4. A New “Phasedown” for High-Income Taxpayers
The new law includes a phaseout (called a “phasedown”) that reduces the SALT deduction for higher-income households.
Here’s how it works:
• The phasedown starts when your Modified Adjusted Gross Income (MAGI) exceeds $500,000 in 2025.
This threshold will increase by 1% per year, just like the deduction limit.

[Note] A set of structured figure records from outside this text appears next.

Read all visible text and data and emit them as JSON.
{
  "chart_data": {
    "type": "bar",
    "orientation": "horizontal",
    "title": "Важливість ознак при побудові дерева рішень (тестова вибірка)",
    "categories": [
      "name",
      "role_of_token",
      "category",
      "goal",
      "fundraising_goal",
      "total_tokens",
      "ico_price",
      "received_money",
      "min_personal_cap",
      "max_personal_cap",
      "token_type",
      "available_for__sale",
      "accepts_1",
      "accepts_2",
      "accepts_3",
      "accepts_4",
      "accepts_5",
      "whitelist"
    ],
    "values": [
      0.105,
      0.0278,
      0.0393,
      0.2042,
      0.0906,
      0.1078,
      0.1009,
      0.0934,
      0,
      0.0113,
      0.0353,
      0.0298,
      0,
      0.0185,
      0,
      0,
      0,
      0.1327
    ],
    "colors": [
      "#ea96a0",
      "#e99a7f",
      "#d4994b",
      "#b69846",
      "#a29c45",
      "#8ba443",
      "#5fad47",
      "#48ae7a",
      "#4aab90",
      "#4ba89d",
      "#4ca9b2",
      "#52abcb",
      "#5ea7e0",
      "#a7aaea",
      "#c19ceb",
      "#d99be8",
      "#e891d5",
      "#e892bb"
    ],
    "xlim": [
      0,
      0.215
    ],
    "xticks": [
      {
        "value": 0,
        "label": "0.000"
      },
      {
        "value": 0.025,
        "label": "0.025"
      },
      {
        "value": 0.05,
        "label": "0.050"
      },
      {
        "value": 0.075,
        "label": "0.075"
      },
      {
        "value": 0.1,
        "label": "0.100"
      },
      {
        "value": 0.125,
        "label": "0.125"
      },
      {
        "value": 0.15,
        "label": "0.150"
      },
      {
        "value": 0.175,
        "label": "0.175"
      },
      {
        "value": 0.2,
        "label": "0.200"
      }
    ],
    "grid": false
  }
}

• The deduction is reduced by 30% of the income above the threshold.
Simple example:
If a taxpayer in 2025 has MAGI of $550,000:
They are $50,000 over the threshold
Their SALT deduction is reduced by 30% of $50,000 = $15,000
Their maximum deduction would be:
$40,000 – $15,000 = $25,000
• The deduction cannot be reduced below $10,000.
Even higher-income filers will still receive at least a $10,000 SALT deduction.
5. The Deduction Bottoms Out at $10,000 Once MAGI Hits $600,000 (in 2025)
The phasedown continues until MAGI reaches $600,000 in 2025, at which point the SALT deduction is reduced to its minimum value of $10,000.
The upper limit of the phasedown (the $600,000 figure) will also grow by 1% per year from 2026–2029.
*Disclaimer: This blog post and all blog posts are for educational and informational purposes only and are not meant to serve as tax or legal advice.